ARAICHA PAVAKKAI KUZHAMBU, RIDGE GOURD and CORIANDER CHUTNEY
- 300 gms Frozen Bitter gourd rounds or you can use fresh 3-4 medium sized bitter gourds cut into rounds as she says in her recipes.
- 1/2 Onion chopped roughly
- 3-4 pods of garlic (optional)
- 2 tbsp Jaggery (or as per taste)
- 1 red chilly split in half and seeds removed
- 1/2 cup of tamarind pulp
- seasoning (1 tsp of mustard, cumin, methi, & 1 sprig of curry leaves)

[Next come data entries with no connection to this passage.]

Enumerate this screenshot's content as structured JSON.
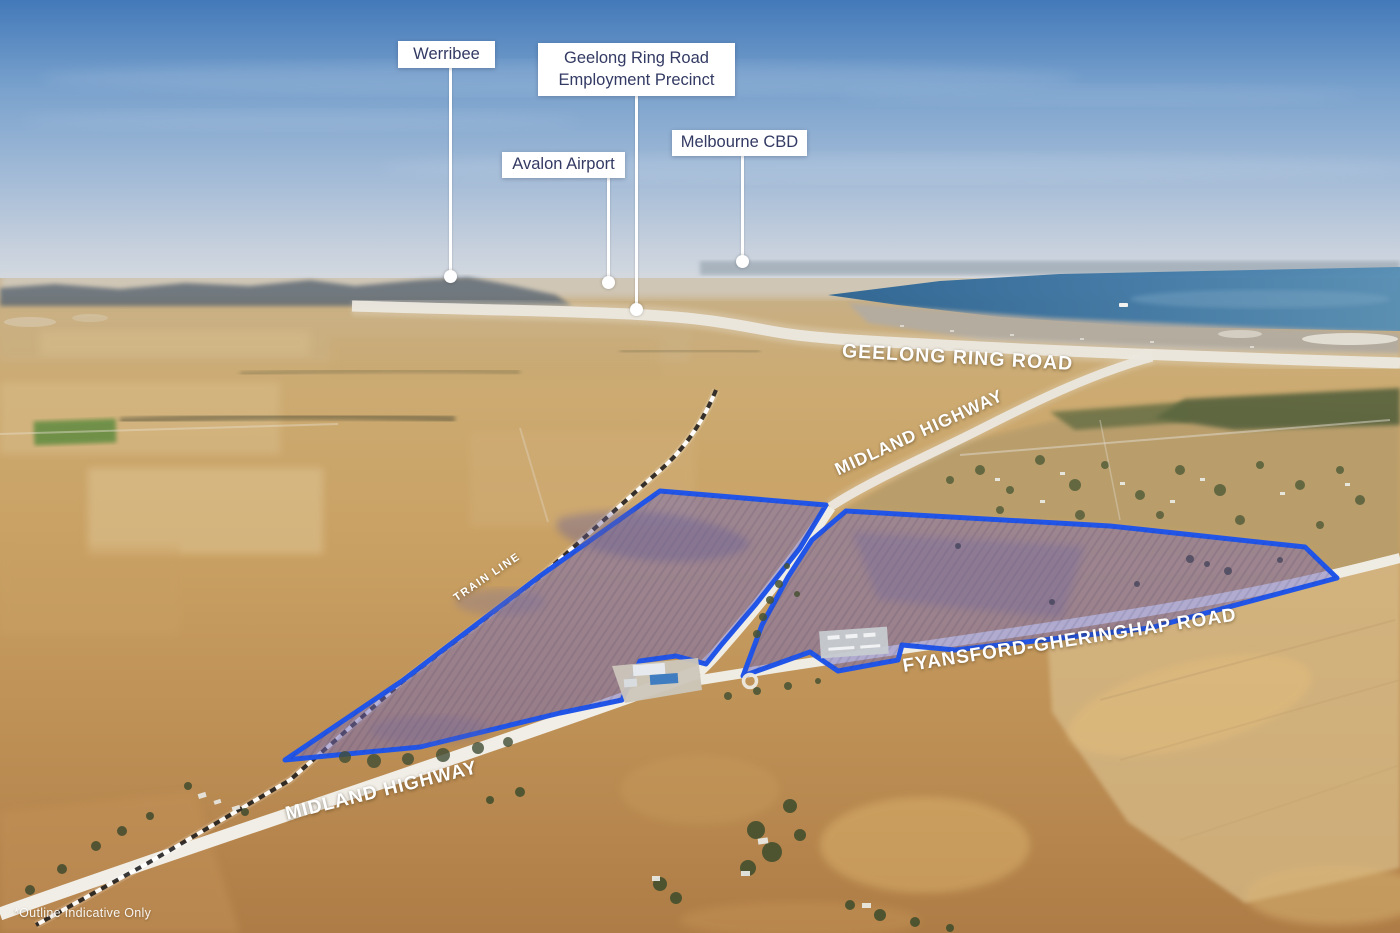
{
  "callouts": [
    {
      "label": "Werribee"
    },
    {
      "line1": "Geelong Ring Road",
      "line2": "Employment Precinct"
    },
    {
      "label": "Avalon Airport"
    },
    {
      "label": "Melbourne CBD"
    }
  ],
  "road_labels": [
    {
      "text": "GEELONG RING ROAD"
    },
    {
      "text": "MIDLAND HIGHWAY"
    },
    {
      "text": "TRAIN LINE"
    },
    {
      "text": "FYANSFORD-GHERINGHAP ROAD"
    },
    {
      "text": "MIDLAND HIGHWAY"
    }
  ],
  "disclaimer": "*Outline Indicative Only",
  "parcels": {
    "outline_color": "#2155E8",
    "fill_color": "rgba(114,106,186,0.5)",
    "west_points": "660,491 826,505 800,548 756,604 722,644 706,664 676,656 640,661 622,700 560,713 420,747 285,760 402,681 540,576",
    "east_points": "846,511 1110,526 1305,547 1337,578 1150,628 955,650 902,645 898,660 838,671 810,652 743,676 762,625 788,577 812,540"
  },
  "colors": {
    "callout_text": "#333A63",
    "callout_background": "#FFFFFF",
    "leader_line": "#FFFFFF",
    "road_label_text": "#FFFFFF"
  }
}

- 1/2 cup pearl onion or 1 medium size red onion chopped roughly
- 2 tbsp corriander seeds
- 2 tsp cumin seeds
- 1 tsp pepper
- 2/3 red chillies fry the above in a little bit of oil and blend to a smooth paste
- Optional 3 tbsp of grated coconut ground to a paste or 2 tbsp of pottukadalai (dalia) powdered or 6-8 almonds powdered ( I used pottukadalai 1 & 1/2 tbsp)
- In a pan heat oil and add the seasonings followed by the red chillies.
- Add Onion and fry till translucent. add the garlic and fry a little bit.
- Add the bitter gourd pieces and fry till they turn soft, alternately bitter gourd pieces can be fried separately with a little oil and added here.
- Add the ground mixture and salt and mix well and when it is boiling add the tamarind pulp close the lid and cook for 6-8 minutes
- Add the jaggery and the optional coconut paste mixture and remove from the heat in 2-3 minutes.
Eat with hot rice and a dollop of ghee or a tsp of oil and enjoy it as we did.
RIDGE GOURD &CORIANDER CHUTNEY
- Ridge Gourd peeled, deseeded and cubed
- 1/4 Onion chopped
- handful coriander leaves
- 1/2 tbsp coriander seeds
- 2 Red chilies
- 1/2 tbsp Channa dal
- 2 tbsp grated coconut
- a small piece of tamarind
salt to taste
- In a pan heat oil, roast the dal, coriander seeds and red chilies and set aside
- Now add the onions and saute till translucent
- add the ridge gourd and saute till cooked 1/2 a cup of water in (here I used the whole ridge gourd as I make chutney with the peel which I have already posted I did not waste anything from the vegetable so i cubed ridge gourd and cooked them in a small pan in a low flame and used it to grind the chutney and followed all the other steps
- add the coriander leaves and saute for a second or two
- Add the coconut, salt and cook for a couple more minutes till everything comes into one big mass.
- Turn off heat, cool and blend.
This was very good, and we used it for 2 days as I had put an extra chillies which made the chutney quite hot !!
I had some frozen beans which I decided to use as already said because of my kids and try to pasify them with a dry curry I thought I could push this pavakka dish in their plate, and it really worked out !!
- 300 gms frozen beans chopped ( or substitute them with fresh ones)
- 2 tbsp of Rapseed oil
- 1 tsp of mustard seeds
- 1 tbsp of channa dal
- 1 tbsp of urad dal
- 1 sprig of curry leaves
- a pinch of asafoetida
- 1 or 2 tbsp of green paste (see note)
- salt to taste
- 2 to 3 tbsp of fresh grated coconut
- Heat oil in a wok, add mustard seeds, and dals and add the chopped beans with sprig of curry leaves and saute them
- Once they are cooked add required quantity of salt and mix well and close the lid.
- After 2 or 3 minutes add the green paste and mix well and saute them for another 10 minutes until they blend and the masala is absorbed by the beans .
- Then add 2 to 3 tbsp of fresh grated coconut mix well leave for 3 minutes and serve.
NOTE: The Green paste is which I always have with me I use this in sandwiches and for making bhel and use it with my fresh grated salads sometimes. This is made with green chillies, coriander leaves, mint leaves & curry leaves. check my post on this.
I am sending this to RCI-Konganadu cuisine to Priya’s easy and tasty recipes blog who is hosting this event.